The unknown issues regarding glycated proteins in early pregnancy are as follows: What are the reference intervals for HbA1c and glycated albumin in pregnancy, are these tests realistic alternatives to glucose measures for early diagnosis of GDM, is the predictive value of HbA1c for GDM useful in early pregnancy, and does HbA1c and/or glycated albumin predict adverse outcomes in GDM?

“The important question is, does predicting gestational diabetes in the first trimester make a difference? As of August 2019,” Dr. Sacks said at the meeting, “the answer is, Who knows? Nobody knows.”

He cited four limitations of the data on early identification of GDM, the first of which is that no criteria had been validated. Second, in most of the published studies, the outcome is usually GDM at 24 to 28 weeks, “but not maternal or fetal outcomes, which is the important question.” Third, there is no consensus on whether one should test or how to test, and, fourth, there is no evidence that testing has clinical value, “which at this stage is the important issue.”

The National Institute of Diabetes and Digestive and Kidney Diseases published an executive summary of a workshop that examined research gaps in GDM (Wexler DJ, et al. Obstet Gynecol. 2018;132[2]:496–505). It identified two gaps: therapy and early pregnancy diagnosis and treatment. “Clearly, this has been identified by the NIH as a very important topic,” Dr. Sacks said.

At the workshop, unanswered questions were identified: Which techniques should be used to identify GDM in early pregnancy? Is diagnosis of GDM early in pregnancy of clinical value?
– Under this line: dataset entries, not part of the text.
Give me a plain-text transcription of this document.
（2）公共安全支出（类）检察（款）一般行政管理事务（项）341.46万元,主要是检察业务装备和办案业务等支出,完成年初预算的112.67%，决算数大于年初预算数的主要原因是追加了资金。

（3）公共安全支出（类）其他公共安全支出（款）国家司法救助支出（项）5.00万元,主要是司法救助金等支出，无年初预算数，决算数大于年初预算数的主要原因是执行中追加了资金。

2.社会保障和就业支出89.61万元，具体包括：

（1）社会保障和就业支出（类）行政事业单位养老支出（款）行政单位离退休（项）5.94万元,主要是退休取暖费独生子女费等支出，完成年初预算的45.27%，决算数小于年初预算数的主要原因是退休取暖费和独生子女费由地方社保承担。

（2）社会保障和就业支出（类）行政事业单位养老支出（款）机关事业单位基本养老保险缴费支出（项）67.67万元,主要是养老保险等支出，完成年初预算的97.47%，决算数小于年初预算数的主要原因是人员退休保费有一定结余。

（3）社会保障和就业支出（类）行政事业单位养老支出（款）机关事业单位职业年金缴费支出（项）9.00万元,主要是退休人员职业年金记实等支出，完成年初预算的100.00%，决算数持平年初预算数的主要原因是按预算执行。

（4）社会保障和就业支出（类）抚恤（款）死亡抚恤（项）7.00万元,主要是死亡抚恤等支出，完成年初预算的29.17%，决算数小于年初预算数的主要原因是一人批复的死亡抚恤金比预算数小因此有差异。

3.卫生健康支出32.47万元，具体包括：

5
Will identification and/or treatment of GDM in early pregnancy improve outcomes for the mother and baby? Several studies of early diagnosis and/or treatment of GDM are ongoing, he said, “so presumably these questions will be answered in the not-too-distant future.”

Dr. Sacks’ take-home message: There is no consensus or evidence regarding the important issues surrounding predicting GDM early in pregnancy, which are how to identify individuals with GDM in the first trimester and whether prevention or treatment is effective. The latter is the key question, he said, and “until it can be answered, it will be hard to justify screening.” And last: Can it make a difference in outcome?

Amy Carpenter Aquino is CAP TODAY senior editor. The GDM session was also presented at the American Diabetes Association annual meeting in June.